Glucocorticoid Receptor (NR3C1) Variants Associate with the Muscle Strength and Size Response to Resistance Training.

Glucocorticoid receptor (NR3C1) polymorphisms associate with obesity, muscle strength, and cortisol sensitivity. We examined associations among four NR3C1 polymorphisms and the muscle response to resistance training (RT). European-American adults (n = 602, 23.8±0.4yr) completed a 12 week unilateral arm RT program. Maximum voluntary contraction (MVC) assessed isometric strength (kg) and MRI assessed biceps size (cm2) pre- and post-resistance training. Subjects were genotyped for NR3C1 -2722G>A, -1887G>A, -1017T>C, and +363A>G. Men carrying the -2722G allele gained less relative MVC (17.3±1.2vs33.5±6.1%) (p = 0.010) than AA homozygotes; men with -1887GG gained greater relative MVC than A allele carriers (19.6±1.4vs13.2±2.3%) (p = 0.016). Women carrying the -1017T allele gained greater relative size (18.7±0.5vs16.1±0.9%) (p = 0.016) than CC homozygotes. We found sex-specific NR3C1 associations with the muscle strength and size response to RT. Future studies should investigate whether these associations are partially explained by cortisol's actions in muscle tissue as they interact with sex differences in cortisol production.

Myostatin and follistatin polymorphisms interact with muscle phenotypes and ethnicity.

PURPOSE: We examined associations among myostatin (MSTN) 2379 A > G and 163 G > A and follistatin (FST) -5003 A > T and -833 G > T single nucleotide polymorphisms (SNP) on the muscle size and the strength response to resistance training (RT). METHODS: Subjects (n = 645, age = 24.1 +/- 0.2 yr, body mass index [BMI] = 24.2 +/- 0.2 kg x m(-2)) self-disclosed themselves as Caucasian (78.9%), African American (3.6%), Asian (8.4%), Hispanic (5.0%), or Other (4.2%). They were genotyped for MSTN 2379 A > G (n = 645), MSTN 163 G > A (n = 639), FST -5003 A > T (n = 580), and FST -833 G > T (n = 603). We assessed dynamic (one repetition maximum [1RM]) and isometric (maximum voluntary contraction [MVC]) muscle strength and size (cross-sectional area [CSA]) of the elbow flexors before and after 12 wk of unilateral upper-arm RT. Repeated-measures ANCOVA tested associations among genetic variants and muscle phenotypes with age and BMI as covariates. RESULTS: Baseline MVC was greater among African Americans who were carriers of the MSTN G(2379) allele (AG/GG, n = 15) than the A2379A homozygotes (n = 8; 64.2 +/- 6.8 vs 49.8 +/- 8.7 kg).

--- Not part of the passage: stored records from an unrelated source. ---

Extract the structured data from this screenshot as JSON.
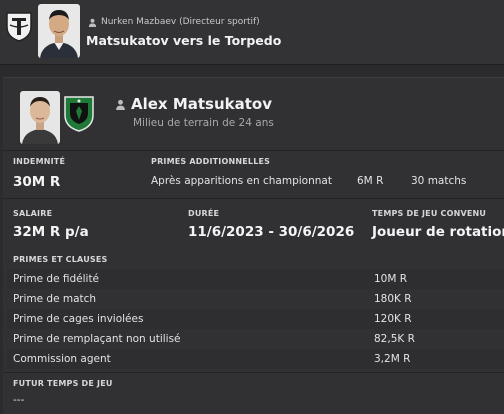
{
  "header": {
    "subtitle": "Nurken Mazbaev  (Directeur sportif)",
    "title": "Matsukatov vers le Torpedo"
  },
  "player": {
    "name": "Alex Matsukatov",
    "role": "Milieu de terrain de 24 ans"
  },
  "fee": {
    "label": "INDEMNITÉ",
    "value": "30M R"
  },
  "bonuses": {
    "label": "PRIMES ADDITIONNELLES",
    "item": "Après apparitions en championnat",
    "amount": "6M R",
    "count": "30 matchs"
  },
  "contract": {
    "salary_label": "SALAIRE",
    "salary": "32M R p/a",
    "duration_label": "DURÉE",
    "duration": "11/6/2023 - 30/6/2026",
    "playing_time_label": "TEMPS DE JEU CONVENU",
    "playing_time": "Joueur de rotation"
  },
  "clauses": {
    "label": "PRIMES ET CLAUSES",
    "rows": [
      {
        "name": "Prime de fidélité",
        "value": "10M R"
      },
      {
        "name": "Prime de match",
        "value": "180K R"
      },
      {
        "name": "Prime de cages inviolées",
        "value": "120K R"
      },
      {
        "name": "Prime de remplaçant non utilisé",
        "value": "82,5K R"
      },
      {
        "name": "Commission agent",
        "value": "3,2M R"
      }
    ]
  },
  "future": {
    "label": "FUTUR TEMPS DE JEU",
    "value": "---"
  },
  "colors": {
    "background": "#2b2b2d",
    "badge_green": "#1f7a3a"
  }
}
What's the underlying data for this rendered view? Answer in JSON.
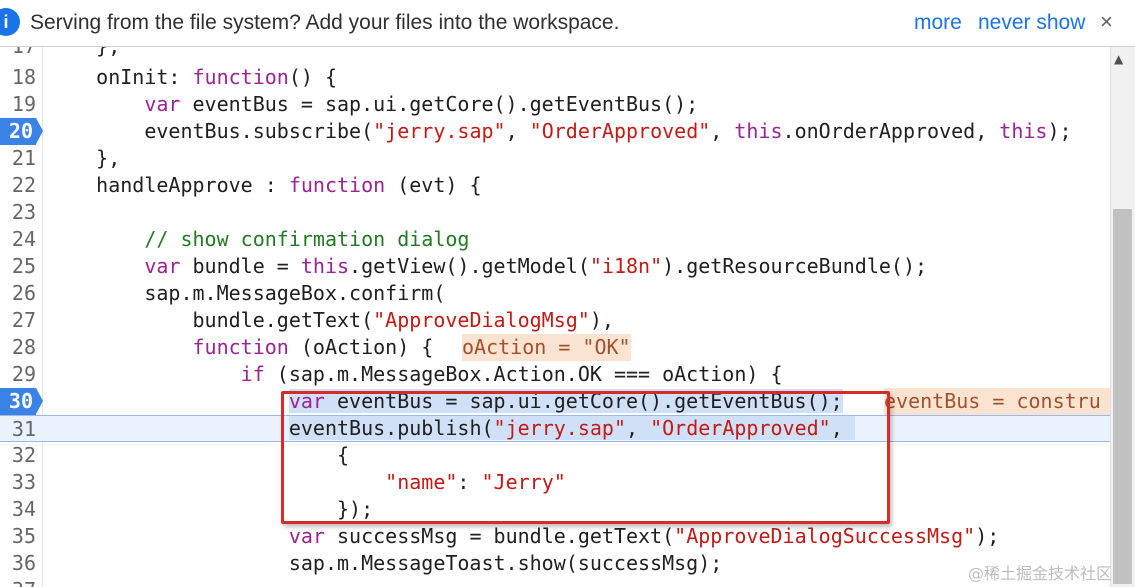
{
  "infobar": {
    "icon": "info-icon",
    "message": "Serving from the file system? Add your files into the workspace.",
    "more_label": "more",
    "never_show_label": "never show",
    "close_label": "×"
  },
  "editor": {
    "lines": [
      {
        "num": "17",
        "text": "    },"
      },
      {
        "num": "18",
        "text": "    onInit: function() {"
      },
      {
        "num": "19",
        "text": "        var eventBus = sap.ui.getCore().getEventBus();"
      },
      {
        "num": "20",
        "text": "        eventBus.subscribe(\"jerry.sap\", \"OrderApproved\", this.onOrderApproved, this);",
        "breakpoint": true
      },
      {
        "num": "21",
        "text": "    },"
      },
      {
        "num": "22",
        "text": "    handleApprove : function (evt) {"
      },
      {
        "num": "23",
        "text": ""
      },
      {
        "num": "24",
        "text": "        // show confirmation dialog"
      },
      {
        "num": "25",
        "text": "        var bundle = this.getView().getModel(\"i18n\").getResourceBundle();"
      },
      {
        "num": "26",
        "text": "        sap.m.MessageBox.confirm("
      },
      {
        "num": "27",
        "text": "            bundle.getText(\"ApproveDialogMsg\"),"
      },
      {
        "num": "28",
        "text": "            function (oAction) {",
        "inline": "oAction = \"OK\""
      },
      {
        "num": "29",
        "text": "                if (sap.m.MessageBox.Action.OK === oAction) {"
      },
      {
        "num": "30",
        "text": "                    var eventBus = sap.ui.getCore().getEventBus();",
        "breakpoint": true,
        "inline": "eventBus = constru"
      },
      {
        "num": "31",
        "text": "                    eventBus.publish(\"jerry.sap\", \"OrderApproved\",",
        "current": true
      },
      {
        "num": "32",
        "text": "                        {"
      },
      {
        "num": "33",
        "text": "                            \"name\": \"Jerry\""
      },
      {
        "num": "34",
        "text": "                        });"
      },
      {
        "num": "35",
        "text": "                    var successMsg = bundle.getText(\"ApproveDialogSuccessMsg\");"
      },
      {
        "num": "36",
        "text": "                    sap.m.MessageToast.show(successMsg);"
      },
      {
        "num": "37",
        "text": ""
      }
    ]
  },
  "watermark": "@稀土掘金技术社区",
  "colors": {
    "accent": "#1a73e8",
    "breakpoint": "#3b82e6",
    "keyword": "#9b2393",
    "string": "#c41a16",
    "comment": "#237a23",
    "highlight_box": "#d62b2b",
    "inline_value_bg": "#fbe3d2"
  }
}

African Americans who were carriers of the FST T(-5003) allele (n = 12) had greater baseline 1RM (11.9 +/- 0.7 vs 8.8 +/- 0.5 kg) and CSA (24.4 +/- 1.3 vs 19.1 +/- 1.2 cm(2)) than African Americans with the A-5003A genotype (n = 14; P < 0.05). No MSTN or FST genotype and muscle phenotype associations were found among the other ethnic groups (P >or= 0.05). CONCLUSION: MSTN 2379 A > G and FST -5003 A > T were associated with baseline muscle strength and size among African Americans only. These ethnic-specific associations are hypothesis generating and should be confirmed in a larger sample of African Americans.